Christie’s auctioning Rare Disney material

My friend Philippe Videcoq is selling 25 Disney items in an upcoming Christie’s movie memorabilia auction. Among many drawings and layouts, he’s selling three extremely rare items : a three page synopsis from Alice the Beach Nut (the penultimate in the series), typed in 1927; a United Artists Mickey Mouse and Silly Symphonies Press book; and a 191 page folder entitled Future Fantasias compiled by studio researcher Bob Carr at Walt’s request before Fantasia’s premiere, detailing all possible musical choices for sequence replacements or sequels to Fantasia.

Phillppe sent me some details on the Future Fantasias folder:

During the making of the film, he asked Robert Spencer Carr to keep track of all ideas and projects discussed at the studio for quick reference and further discussion. Carr (March 26, 1909 — April 28, 1994) was Director of Educational Research for Walt Disney Studios. After he left the studio, he became Special Advisor to NICAP. He also served with the Army Orientation Service, produced educational films for the State Department and teached communication at the University of south Florida. He was also an American writer of science fiction and fantasy (selling his first story to Weird Tales at age 15) .

As stated in the opening memo to Walt, this was given to him on October 23, 1940 as a “field manual” for his trip east. This trip was Walt’s trip to New York for the world Premiere of Fantasia, 23 days later (Nov. 13, 1940). Of course, in view of the film’s disappointing box-office returns, the cost of the revolutionary Fantasound system in the theatres, and a closing foreign market due to World War 2, Walt put all these projects aside, but many ideas would eventually turn out as sequences in the package features: Peter and the Wolf in Make Mine Music (1946), Flight of the Bumble Bee (renamed Bumble Boogie) in Melody Time (1948), Rhapsody in Blue and The Firebird in the long-awaited sequel Fantasia 2000. Debussy’s Clair de Lune was even animated, ending up as the Blue Bayou sequence in Make Mine Music. Finally, two suggestions (Valse Triste and Afternoon of a Faun) were eventually used by Italian animator Bruno Bozzetto in his Fantasia spoof Allegro non Troppo (1977).

The folder lists all musical studio properties (and titles advised for copyright), story numbers assigned to pieces, detailed story research, development and production notes, as well as the Deems Taylor dialog written for many pieces (and often recorded, with recording dates). It also includes complete proposed programs for eventual sequels, and a nine page transcript of a story meeting held at the studio on may 14, 1940, with the participation of Walt, Leopold Stokowski, Joe Grant, Ben Sharpsteen and Ed Plumb.

The photograph (above, right) of Walt Disney in his office shows the Future Fantasias folder right behind him, on a shelf.

The auction will take place on November 24th in London. For more information click here.


  • Brian

    I wish they’d put out Fantasia 2010. Love that stuff.

  • http://robcatview.blogspot.com robcat2075

    I have a question, for anyone who might have an answer…

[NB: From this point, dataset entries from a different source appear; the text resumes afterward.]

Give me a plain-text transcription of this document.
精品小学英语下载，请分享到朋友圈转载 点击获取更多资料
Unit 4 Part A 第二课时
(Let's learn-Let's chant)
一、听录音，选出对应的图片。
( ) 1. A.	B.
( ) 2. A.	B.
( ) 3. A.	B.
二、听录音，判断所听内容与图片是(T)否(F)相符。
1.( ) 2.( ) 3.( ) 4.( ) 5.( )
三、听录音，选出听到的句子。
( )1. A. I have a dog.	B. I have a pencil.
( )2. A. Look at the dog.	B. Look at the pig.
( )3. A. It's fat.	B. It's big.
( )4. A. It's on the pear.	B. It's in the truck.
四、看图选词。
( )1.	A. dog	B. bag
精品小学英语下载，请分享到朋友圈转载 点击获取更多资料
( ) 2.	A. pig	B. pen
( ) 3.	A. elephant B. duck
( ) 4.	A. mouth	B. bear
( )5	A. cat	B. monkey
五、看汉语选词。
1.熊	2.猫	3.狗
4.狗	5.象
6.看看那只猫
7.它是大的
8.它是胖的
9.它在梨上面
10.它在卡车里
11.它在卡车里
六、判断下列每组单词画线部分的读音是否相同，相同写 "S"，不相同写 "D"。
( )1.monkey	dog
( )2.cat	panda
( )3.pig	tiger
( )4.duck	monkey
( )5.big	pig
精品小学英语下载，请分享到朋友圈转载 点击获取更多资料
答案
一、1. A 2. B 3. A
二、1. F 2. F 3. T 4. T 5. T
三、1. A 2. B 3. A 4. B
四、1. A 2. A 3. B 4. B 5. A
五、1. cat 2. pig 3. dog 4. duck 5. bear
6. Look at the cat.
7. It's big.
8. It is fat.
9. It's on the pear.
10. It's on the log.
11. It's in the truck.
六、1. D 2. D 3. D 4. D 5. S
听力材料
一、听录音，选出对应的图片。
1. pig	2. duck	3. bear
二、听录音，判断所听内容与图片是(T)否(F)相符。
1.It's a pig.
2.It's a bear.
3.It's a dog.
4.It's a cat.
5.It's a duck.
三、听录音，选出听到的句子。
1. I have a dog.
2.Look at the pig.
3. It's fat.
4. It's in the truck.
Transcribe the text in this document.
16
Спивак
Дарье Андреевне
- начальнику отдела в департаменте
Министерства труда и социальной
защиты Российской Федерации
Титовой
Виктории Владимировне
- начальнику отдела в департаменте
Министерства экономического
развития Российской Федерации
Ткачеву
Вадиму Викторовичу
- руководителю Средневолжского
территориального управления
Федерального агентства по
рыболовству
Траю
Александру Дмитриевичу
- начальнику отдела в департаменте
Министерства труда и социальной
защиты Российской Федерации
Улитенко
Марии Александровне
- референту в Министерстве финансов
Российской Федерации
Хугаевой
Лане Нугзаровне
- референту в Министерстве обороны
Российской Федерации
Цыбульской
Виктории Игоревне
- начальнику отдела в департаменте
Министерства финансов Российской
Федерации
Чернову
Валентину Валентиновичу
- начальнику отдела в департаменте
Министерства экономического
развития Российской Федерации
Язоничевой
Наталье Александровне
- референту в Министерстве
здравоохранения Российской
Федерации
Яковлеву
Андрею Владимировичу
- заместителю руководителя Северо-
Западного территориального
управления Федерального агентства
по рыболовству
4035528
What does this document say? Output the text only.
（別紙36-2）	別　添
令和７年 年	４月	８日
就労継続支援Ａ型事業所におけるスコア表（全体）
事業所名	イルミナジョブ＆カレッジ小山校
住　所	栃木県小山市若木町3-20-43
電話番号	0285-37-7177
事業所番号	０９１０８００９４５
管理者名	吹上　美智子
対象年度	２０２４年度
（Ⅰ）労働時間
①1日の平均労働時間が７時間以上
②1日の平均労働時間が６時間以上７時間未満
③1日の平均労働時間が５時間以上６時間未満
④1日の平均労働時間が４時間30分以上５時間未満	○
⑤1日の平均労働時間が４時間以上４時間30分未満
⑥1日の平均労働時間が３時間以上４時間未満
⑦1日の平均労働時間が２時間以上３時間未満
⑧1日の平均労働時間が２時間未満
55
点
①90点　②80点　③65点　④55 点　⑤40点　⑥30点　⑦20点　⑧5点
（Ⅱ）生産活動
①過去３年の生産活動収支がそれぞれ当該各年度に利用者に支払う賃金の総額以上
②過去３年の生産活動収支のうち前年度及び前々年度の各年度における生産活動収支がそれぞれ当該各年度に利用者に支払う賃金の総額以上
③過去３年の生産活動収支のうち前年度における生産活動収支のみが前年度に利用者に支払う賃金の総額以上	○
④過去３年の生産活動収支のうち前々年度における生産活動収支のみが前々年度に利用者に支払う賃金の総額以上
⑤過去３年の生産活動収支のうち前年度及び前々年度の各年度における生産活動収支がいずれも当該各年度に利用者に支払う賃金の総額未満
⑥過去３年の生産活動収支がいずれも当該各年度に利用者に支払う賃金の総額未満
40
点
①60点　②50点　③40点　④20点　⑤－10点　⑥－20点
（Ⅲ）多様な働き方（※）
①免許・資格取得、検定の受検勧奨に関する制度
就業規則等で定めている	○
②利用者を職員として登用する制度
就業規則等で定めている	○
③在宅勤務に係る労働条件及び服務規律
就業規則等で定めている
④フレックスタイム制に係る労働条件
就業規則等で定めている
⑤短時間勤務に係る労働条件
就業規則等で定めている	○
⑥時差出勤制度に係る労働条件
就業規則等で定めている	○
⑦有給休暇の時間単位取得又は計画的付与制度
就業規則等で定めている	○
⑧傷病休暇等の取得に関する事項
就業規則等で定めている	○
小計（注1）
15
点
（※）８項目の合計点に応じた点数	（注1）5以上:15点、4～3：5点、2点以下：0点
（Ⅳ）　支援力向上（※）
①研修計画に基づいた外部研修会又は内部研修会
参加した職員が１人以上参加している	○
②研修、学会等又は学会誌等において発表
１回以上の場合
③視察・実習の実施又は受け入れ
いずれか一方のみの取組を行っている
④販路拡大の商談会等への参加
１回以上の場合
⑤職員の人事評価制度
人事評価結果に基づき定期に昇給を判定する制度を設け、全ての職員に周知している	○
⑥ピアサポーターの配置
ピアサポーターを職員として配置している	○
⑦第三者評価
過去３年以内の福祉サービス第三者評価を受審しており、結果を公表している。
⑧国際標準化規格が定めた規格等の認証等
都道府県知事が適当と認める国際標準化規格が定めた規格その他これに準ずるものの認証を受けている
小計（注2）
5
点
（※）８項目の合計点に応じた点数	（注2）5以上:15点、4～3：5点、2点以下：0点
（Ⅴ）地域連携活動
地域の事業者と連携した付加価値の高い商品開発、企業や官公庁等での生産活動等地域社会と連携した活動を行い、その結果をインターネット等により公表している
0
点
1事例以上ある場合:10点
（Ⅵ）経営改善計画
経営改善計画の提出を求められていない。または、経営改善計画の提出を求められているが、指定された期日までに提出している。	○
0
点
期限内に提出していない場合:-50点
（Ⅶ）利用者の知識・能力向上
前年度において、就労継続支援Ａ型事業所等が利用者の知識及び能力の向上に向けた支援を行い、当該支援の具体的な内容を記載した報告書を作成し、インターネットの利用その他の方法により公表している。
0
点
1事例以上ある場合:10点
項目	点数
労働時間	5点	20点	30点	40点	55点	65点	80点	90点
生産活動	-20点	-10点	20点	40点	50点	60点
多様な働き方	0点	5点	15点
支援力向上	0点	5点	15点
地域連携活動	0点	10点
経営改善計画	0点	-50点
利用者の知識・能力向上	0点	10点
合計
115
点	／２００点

    In the war-time market the inexpensive traditional feature “Dumbo” still did well but the inexpensive “package” features not so much. Why did he keep making the package features instead of some more typical things like “Dumbo”? Was the talent to do a full-length feature just gone because of the war or the strike or was there some drastic economy in the package films that was irresistible? Or?

  • http://www.animationarchive.org Stephen Worth

    The package features could be broken down and distributed as shorts to make more money for the same animation.

    I can see paying a lot for a great drawing, but a mimeographed shot list?!

  • JB Kaufman

    “Dumbo” was indeed the first in what was supposed to be a series of economically-produced features, but it was completed before the US entered the war. During the war, of course, most of the studio’s output was war-related, and the first of the “package” features, “Make Mine Music,” didn’t appear until the war was over. At that point, yes, it was a matter of economics — a feature-length film, even an economically produced one like “Dumbo,” just wasn’t possible for the time being. Making a film like “Make Mine Music” was the equivalent of producing so many short subjects. In the meantime, some further “budget” features that had been started before the war, such as “Mickey and the Beanstalk” and “Wind in the Willows,” were reactivated and ultimately found their way into combination films — respectively, “Fun and Fancy Free” and “The Adventures of Ichabod and Mr. Toad” — which, today, are usually lumped into the same category with the “package” features.

  • David Breneman

    I love that wraparound credenza in Disney’s office. He had such a great sense of style in so many areas.